Dalla prima, si deve andare sino a pagina 6 del quotidiano di Confindustria per aprire una lama di luce sulla verità. Non subito, per lunghe e intense righe si parla ancora di riso e sorriso, di rispetto, di tenerezza, «propria di occhi d’amore». Poi a metà della prima colonna di pagina 6, il primo colpo sotto la cintura.

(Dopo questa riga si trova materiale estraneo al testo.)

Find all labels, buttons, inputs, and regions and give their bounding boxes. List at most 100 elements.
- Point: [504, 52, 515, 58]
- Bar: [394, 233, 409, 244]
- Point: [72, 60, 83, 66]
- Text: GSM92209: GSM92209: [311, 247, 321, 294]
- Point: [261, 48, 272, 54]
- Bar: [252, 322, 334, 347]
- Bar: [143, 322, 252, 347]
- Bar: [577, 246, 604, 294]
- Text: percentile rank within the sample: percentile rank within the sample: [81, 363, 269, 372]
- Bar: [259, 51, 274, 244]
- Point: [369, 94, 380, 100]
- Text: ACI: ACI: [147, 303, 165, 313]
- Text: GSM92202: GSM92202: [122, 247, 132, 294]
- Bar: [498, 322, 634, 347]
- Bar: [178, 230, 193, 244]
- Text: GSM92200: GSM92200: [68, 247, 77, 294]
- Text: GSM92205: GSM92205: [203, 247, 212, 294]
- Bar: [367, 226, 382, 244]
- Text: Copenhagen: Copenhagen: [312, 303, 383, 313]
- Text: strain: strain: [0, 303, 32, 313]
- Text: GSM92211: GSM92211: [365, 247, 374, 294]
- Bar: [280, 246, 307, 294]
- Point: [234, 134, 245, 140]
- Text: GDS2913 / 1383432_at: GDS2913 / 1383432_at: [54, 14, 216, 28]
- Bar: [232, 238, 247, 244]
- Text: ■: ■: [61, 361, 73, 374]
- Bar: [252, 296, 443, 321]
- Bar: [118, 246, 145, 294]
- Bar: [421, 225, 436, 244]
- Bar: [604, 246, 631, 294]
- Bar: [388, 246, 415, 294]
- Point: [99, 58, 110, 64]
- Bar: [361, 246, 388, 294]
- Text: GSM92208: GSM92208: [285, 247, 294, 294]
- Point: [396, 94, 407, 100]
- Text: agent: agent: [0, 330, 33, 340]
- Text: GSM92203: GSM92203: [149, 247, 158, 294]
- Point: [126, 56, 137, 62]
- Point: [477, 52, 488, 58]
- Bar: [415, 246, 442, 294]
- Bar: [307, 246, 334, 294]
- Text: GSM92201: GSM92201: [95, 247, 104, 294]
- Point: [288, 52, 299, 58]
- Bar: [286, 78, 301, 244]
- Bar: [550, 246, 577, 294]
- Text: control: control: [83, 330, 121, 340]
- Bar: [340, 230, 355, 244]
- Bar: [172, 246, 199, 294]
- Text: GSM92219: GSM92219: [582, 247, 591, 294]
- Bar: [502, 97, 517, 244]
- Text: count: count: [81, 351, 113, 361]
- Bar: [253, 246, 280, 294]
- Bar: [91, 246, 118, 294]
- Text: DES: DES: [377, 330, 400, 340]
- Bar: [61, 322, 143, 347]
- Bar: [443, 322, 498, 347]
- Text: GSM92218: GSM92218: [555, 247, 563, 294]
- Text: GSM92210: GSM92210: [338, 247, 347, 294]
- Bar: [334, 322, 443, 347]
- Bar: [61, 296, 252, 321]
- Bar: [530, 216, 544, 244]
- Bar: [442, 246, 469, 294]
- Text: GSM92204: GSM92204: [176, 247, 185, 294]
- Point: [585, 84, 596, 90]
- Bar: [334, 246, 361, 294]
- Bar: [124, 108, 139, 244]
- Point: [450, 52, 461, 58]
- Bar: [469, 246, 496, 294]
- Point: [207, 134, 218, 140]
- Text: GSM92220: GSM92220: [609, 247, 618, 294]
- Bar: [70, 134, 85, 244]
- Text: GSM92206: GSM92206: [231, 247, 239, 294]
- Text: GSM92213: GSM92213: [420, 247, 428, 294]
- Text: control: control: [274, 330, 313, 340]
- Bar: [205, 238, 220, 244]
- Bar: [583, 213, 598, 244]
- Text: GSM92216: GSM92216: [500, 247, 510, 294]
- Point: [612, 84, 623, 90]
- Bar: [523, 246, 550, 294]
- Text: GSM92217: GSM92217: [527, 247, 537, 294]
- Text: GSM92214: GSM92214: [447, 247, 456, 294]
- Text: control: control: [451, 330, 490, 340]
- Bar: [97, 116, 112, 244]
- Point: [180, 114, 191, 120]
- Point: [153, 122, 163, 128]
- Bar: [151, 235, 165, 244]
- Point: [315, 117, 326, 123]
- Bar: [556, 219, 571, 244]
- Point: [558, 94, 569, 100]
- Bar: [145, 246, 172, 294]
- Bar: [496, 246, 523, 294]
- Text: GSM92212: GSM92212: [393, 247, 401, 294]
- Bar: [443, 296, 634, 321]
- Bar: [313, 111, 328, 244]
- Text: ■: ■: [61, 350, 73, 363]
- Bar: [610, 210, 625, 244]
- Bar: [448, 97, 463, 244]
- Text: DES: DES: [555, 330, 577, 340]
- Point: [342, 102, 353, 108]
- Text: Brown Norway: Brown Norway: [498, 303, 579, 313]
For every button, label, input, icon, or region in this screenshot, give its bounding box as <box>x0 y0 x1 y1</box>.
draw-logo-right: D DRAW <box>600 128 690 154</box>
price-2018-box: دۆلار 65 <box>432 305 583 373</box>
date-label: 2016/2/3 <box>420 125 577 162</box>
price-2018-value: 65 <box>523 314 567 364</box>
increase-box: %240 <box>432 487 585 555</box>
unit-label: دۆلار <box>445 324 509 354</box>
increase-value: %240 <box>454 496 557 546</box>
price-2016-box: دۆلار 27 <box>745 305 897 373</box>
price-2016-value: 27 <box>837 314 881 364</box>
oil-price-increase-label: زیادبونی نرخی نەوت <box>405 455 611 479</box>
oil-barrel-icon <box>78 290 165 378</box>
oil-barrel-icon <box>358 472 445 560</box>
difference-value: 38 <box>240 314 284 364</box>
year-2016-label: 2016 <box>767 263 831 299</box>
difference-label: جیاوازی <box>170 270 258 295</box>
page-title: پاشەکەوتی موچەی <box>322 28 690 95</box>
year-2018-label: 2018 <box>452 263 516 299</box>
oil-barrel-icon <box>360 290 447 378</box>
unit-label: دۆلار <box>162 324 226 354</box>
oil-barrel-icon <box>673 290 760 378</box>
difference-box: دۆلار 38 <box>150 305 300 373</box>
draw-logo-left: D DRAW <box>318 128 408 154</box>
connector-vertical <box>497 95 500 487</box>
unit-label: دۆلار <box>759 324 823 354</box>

Monsignore si avventura nel suo primo parallelismo politico, la prende larga ma, insomma, comunque decide di sporcarsi le mani. «Il sorriso sugli altri e su noi stessi aiuta, così, a essere umili – scrive Forte -. E’ qui che il riferimento alla nostra scena politica, così povera si sorrisi autentici, viene quasi ad imporsi».

Quasi rendendosene conto, monsignor Forte riprende a volare altissimo, introducendo «una curiosa leggenda rabbinica che narra della lettera “aleph”, la più eterea e volatile dell’alfabeto ebraico». Qui lettore si tranquillizza e pensa che l’accenno politico gli sia stato congeniale per il suo orizzonte eterno, mentre dopo lunghissime (e bellissime) righe sul racconto della leggenda, in cui sottolineare che «la storia dell’uomo e del mondo inizia con la “beth”, ma la verità di Dio ci viene offerta solo a partire dalla “aleph”», nell’ultima colonna del suo editoriale Monsignore frana rumorosamente sulle nostre pene quotidiane, addirittura con un riferimento esplicito a Berlusconi (senza citarlo)!!

«In un mondo come il nostro, in cui c’è sciupìo di parole – come nel blaterare di una certa politica -… non è forse proprio la capacità di un sorriso ciò di cui abbiamo bisogno?… E non è questa capacità che sembra mancare a chi pretende a tutti i costi di “scendere in politica” dall’alto di chi sa quale trono, per risolvere tutto con la bacchetta magica, tanto sedicente quanto effimera?»

A questo punto, il gioco è sufficientemente disvelato. Al passaggio successivo, quello finale, il fluido celeste della Chiesa si unisce al pragmatismo di Confindustria, così da permettere all’Arcivescovo di Chieti-Vasto di chiudere in bellezza la sua parabola montiana: «Mentre, invece, non dimostra forse di sapere sorridere chi in politica decide di “salire”, con distacco da interessi personali e passione per il bene di tutti?».

Si credeva d’aver letto di tutto, sino a oggi. Non era vero.